Friday, August 14, 2009

Mezamashii: Travelling Through Space and Time with Yaji and Kita: The Midnight Pilgrims

Hey cinemaniacs, it's BeRightBack again, visiting from the Wordsmoker collective to bring you another "eye-opening" ["mezamashii"] moment from Japanese cinema. This week, I'm talking about the ridiculous, hilarious, picaresque and deceptively sophisticated Yaji and Kita: The Midnight Pilgrims, by Kankuro Kudo (Netflix it!).


Yaji and Kita are a twosome. They are also lovers, but their inseparability seems more essential to what they are than their sex lives. They are not two individuals who found one another. They exist together or not at all.


Yaji and Kita are a twosome who travel. They were first invented as the bumbling heroes of a late 1700s travelogue meant to advertise inns and other businesses lining a road called the Tôkaidô, which connected the new capital Tokyo (then known as Edo) in the east and the old capital Kyoto in the west. Their adventures in these product-placed locales became so popular that they outlived the businesses they were meant to publicize, stars of one of the earliest and most popular buddy comedies in the world.

Yaji and Kita travel through space but also through time. They popped up again in the 1990s as the heroes of a comic strip (or manga) by Kotobuki Shiriagari that turned them into lovers, existential heroes and drug addicts; unhitched from the real Tôkaidô, they visit inns named after "Laughter" and "Singing" and even into the underworld. They travelled now through the realms of hallucination and dream; they'd become "midnight pilgrims."

Yaji and Kita travelled next out of the world of print and into cinema. While there were silent films made in the 1930s dramatizing episodes from the Edo Period text, it is the 2005 film adapation of Shiriagari's manga lets them do what they do best: remain in motion, hallucinating and cracking jokes and getting into trouble as they wander hand-in-hand from frame to frame, scene to scene, jokey non-sequitur to jokey non-sequitur.


Film allows Yaji and Kita move across genre, space and time all at once: one minute they're in Edo, the next they're in a rap video, then a stand-up routine, a Cheech and Chong-like stoner comedy, a slapstick sitcom. At one point, they tumble like clumsy puppies through Mount Fuji itself, leaving it to some secondary characters to repair this potent national symbol with masking tape.

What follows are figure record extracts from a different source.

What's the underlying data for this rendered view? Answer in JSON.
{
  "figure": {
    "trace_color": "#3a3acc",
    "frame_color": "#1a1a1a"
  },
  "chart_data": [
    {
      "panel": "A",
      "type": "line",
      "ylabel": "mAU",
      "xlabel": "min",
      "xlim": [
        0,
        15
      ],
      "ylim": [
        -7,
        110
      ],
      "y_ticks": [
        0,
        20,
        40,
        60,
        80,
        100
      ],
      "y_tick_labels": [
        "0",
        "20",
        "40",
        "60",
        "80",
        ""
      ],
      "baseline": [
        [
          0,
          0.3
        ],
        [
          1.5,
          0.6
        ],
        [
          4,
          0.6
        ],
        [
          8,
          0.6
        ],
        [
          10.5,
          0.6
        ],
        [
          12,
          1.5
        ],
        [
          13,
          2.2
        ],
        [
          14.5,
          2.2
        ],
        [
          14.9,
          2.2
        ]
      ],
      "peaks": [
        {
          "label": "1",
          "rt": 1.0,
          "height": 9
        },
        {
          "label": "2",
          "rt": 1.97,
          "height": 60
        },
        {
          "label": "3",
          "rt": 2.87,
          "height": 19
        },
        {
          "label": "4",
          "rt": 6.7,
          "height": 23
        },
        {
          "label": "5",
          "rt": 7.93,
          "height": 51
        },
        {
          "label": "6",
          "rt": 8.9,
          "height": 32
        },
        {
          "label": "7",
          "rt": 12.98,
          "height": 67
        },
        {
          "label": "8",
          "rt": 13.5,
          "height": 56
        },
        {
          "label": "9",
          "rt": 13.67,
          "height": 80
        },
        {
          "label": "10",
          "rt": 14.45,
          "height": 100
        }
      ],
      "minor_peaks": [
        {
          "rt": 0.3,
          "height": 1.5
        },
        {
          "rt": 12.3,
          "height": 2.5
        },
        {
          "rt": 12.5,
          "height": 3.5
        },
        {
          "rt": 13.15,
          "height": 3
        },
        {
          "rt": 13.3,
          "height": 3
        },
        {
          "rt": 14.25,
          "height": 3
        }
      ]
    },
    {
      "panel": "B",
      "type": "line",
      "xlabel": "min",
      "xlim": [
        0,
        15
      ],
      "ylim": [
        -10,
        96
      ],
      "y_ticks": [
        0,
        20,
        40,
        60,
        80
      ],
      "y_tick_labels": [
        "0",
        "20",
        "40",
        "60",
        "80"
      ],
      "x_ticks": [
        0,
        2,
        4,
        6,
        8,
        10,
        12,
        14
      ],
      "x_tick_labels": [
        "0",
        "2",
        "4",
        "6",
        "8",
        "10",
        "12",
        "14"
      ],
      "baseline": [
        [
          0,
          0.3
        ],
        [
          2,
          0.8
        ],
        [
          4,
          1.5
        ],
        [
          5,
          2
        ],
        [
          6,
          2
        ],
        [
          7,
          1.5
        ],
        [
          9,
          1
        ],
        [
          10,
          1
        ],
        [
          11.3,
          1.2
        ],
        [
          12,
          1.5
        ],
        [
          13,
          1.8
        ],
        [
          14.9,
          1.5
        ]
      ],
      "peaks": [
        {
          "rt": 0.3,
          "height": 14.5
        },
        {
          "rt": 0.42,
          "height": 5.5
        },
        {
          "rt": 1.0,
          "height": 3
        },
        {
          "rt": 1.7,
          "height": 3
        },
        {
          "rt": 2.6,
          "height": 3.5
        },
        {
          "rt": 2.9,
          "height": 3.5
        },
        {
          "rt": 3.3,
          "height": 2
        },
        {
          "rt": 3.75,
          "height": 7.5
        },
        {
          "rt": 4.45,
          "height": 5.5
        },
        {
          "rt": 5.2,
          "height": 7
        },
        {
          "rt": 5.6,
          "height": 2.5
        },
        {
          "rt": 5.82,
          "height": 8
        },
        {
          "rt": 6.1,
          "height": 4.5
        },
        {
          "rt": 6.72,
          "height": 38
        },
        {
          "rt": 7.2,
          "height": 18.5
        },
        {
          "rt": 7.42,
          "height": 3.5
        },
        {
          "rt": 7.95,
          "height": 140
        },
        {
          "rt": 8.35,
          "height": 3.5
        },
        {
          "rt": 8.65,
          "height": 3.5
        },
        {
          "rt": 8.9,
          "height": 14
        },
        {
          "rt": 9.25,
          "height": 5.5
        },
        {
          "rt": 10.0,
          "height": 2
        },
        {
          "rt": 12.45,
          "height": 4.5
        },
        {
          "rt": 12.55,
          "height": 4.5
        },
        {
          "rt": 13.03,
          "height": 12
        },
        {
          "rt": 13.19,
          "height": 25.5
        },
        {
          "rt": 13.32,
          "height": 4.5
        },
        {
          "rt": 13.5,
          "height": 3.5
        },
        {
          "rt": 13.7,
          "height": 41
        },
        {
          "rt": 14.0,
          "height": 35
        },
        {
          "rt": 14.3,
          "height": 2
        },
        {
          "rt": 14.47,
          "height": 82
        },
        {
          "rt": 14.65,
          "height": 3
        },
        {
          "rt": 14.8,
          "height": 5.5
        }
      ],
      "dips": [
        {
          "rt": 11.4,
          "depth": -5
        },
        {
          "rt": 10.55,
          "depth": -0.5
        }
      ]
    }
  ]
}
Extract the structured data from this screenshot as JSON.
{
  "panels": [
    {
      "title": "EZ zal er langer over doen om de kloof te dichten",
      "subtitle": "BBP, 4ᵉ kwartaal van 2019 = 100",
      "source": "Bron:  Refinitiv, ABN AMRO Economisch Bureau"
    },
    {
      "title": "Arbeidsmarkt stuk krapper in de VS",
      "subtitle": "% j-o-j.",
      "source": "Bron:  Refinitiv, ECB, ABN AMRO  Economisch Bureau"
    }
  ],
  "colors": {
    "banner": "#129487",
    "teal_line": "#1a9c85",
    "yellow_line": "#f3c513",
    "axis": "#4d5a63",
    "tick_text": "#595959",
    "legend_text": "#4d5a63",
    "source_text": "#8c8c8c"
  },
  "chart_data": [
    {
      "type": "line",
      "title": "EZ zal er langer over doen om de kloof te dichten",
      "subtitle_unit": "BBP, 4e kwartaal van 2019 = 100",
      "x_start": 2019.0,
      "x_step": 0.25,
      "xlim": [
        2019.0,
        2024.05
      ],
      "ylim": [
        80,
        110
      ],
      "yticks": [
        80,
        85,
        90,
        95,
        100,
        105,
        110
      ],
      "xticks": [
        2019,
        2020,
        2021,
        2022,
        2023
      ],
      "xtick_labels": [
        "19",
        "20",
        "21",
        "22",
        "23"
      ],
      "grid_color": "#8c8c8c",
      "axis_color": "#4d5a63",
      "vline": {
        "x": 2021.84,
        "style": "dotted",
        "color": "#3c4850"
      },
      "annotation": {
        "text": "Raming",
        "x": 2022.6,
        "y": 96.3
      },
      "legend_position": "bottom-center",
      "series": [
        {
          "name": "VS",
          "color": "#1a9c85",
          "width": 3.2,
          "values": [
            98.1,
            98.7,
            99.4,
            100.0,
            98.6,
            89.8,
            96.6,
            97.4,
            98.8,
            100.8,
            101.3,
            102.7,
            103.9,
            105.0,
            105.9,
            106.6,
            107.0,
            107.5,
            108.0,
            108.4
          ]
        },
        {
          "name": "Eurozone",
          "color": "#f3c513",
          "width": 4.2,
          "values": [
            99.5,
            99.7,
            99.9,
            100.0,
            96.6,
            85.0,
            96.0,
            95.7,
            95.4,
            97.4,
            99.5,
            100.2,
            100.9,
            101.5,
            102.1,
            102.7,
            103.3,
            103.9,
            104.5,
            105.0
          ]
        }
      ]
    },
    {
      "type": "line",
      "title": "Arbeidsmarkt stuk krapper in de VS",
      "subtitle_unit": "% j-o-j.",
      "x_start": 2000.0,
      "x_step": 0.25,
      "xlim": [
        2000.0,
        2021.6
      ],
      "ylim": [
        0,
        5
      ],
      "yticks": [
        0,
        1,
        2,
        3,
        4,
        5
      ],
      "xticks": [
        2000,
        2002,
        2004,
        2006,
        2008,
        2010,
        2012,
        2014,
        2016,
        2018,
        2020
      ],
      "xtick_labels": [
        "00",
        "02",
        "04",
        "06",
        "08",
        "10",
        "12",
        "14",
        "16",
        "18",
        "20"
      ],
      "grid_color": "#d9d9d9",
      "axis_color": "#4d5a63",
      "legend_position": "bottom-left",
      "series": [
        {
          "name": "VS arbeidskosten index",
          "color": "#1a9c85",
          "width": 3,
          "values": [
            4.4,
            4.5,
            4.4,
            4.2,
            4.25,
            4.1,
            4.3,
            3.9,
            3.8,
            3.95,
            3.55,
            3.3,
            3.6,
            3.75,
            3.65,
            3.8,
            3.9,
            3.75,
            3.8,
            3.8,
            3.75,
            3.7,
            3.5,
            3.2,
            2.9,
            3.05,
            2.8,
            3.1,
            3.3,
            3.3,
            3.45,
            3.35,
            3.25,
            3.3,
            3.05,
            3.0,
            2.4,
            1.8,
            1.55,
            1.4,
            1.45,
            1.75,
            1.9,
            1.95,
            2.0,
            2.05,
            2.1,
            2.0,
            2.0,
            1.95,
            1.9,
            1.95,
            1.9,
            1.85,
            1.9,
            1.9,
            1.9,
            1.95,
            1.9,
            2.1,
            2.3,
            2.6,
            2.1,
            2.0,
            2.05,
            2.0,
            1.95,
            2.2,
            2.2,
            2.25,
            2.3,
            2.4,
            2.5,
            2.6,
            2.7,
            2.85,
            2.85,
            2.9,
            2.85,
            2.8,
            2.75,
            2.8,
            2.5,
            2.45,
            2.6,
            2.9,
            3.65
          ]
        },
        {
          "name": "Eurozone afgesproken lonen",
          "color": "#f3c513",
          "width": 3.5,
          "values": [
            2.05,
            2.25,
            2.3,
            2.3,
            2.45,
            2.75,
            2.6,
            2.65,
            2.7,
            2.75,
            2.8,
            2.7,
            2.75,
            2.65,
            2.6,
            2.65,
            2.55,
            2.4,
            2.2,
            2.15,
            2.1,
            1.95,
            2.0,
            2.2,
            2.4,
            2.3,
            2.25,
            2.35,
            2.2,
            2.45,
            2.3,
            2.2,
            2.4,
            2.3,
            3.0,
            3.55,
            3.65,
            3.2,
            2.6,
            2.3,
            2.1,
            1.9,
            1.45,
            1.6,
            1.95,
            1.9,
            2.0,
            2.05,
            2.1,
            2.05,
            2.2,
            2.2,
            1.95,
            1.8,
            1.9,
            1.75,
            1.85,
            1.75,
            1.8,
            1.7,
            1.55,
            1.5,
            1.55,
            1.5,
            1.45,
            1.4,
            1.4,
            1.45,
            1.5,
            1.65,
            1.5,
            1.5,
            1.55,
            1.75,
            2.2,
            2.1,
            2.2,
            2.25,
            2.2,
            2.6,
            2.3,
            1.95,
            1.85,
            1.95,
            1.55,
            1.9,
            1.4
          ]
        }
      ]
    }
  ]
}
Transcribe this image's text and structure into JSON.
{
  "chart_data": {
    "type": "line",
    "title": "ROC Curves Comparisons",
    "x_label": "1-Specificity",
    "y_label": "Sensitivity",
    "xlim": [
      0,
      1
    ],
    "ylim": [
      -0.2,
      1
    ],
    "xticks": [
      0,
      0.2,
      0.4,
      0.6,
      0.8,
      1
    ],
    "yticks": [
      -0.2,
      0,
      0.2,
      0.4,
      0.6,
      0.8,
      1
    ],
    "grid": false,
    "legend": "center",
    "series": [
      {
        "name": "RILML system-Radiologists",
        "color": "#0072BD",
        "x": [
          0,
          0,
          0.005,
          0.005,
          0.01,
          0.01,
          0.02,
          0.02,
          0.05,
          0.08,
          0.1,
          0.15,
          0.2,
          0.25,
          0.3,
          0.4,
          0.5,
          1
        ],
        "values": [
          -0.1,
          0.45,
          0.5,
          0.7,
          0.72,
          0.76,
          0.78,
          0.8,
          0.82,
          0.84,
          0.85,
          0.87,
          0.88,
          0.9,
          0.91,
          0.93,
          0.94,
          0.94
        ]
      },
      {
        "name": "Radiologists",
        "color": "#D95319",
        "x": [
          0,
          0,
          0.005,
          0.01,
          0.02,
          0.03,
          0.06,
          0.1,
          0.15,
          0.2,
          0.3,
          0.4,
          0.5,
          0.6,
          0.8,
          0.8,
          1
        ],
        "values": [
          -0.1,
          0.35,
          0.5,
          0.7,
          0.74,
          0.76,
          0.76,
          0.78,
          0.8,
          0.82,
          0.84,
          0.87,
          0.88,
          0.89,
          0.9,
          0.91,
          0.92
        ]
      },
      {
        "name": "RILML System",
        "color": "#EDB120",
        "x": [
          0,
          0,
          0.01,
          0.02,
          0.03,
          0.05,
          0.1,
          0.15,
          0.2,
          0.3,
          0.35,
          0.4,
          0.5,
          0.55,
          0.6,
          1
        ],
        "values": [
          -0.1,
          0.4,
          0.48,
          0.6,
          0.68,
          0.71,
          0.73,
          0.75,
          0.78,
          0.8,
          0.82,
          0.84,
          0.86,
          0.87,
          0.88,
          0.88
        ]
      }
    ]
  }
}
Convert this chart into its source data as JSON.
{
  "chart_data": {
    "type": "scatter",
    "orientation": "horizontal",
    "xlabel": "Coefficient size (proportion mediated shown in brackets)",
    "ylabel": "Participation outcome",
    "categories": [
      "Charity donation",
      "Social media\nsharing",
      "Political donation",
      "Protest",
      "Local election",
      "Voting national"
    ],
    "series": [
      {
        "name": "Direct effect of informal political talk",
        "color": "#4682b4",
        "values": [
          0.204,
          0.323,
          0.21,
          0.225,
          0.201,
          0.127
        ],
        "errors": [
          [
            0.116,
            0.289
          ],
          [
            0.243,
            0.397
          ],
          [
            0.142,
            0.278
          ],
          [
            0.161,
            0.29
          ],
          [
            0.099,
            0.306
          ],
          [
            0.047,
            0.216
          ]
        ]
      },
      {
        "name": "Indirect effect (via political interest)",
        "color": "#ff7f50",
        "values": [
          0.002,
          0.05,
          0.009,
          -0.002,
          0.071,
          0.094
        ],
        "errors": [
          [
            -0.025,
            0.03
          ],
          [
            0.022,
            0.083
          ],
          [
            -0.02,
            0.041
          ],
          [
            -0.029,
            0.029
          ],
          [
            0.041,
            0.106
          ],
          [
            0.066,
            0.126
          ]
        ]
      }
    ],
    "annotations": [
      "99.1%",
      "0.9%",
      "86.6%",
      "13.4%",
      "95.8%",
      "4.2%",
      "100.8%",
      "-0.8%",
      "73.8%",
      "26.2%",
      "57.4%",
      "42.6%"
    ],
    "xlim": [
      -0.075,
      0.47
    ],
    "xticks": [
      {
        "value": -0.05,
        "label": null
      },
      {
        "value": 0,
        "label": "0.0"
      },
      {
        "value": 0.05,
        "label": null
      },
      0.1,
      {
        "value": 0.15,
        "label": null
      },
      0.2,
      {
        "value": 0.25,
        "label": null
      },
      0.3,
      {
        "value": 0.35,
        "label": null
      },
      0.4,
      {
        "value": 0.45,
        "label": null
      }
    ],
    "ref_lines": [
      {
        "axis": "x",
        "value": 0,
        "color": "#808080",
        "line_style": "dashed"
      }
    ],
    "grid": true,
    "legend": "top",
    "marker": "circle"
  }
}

And yet, even as everything around them seems so fluid and negotiable, their love persists. Near the movie's start, Yaji goes out of his way to assert that they are not merely "chums," but in fact "gay," getting carried away in his exuberance to the point that he picks up a passerby and twirls her around as he exults in publicizing his love.


Of course, this declaration is itself a type of traversal: after all, the very concept of "gay" did not exist in the Edo Period, when members of the samurai class regularly took part in same-sex affairs while heading perfectly conventional households. Part of the joy of Yaji and Kita: The Midnight Pilgrims is its use of the freewheeling nature of Edo sexuality to break apart the stolid pieties of present day identity politics, allowing desire to move and breath again, to make and remake the world like a kaleidoscope built for two.


And so they remain to the end an eternal, even mythic duo whose essence is constant, ecstatic motion. Straddling a motorcycle borrowed from an American (a.k.a. "Western") movie about the end of a certain dream of freedom, they ride off at the end of their own movie as the embodiment of a new one, one that queers the world in all senses of the term, made of laughter and hallucination and a hand to hold as you move always toward a new horizon, together.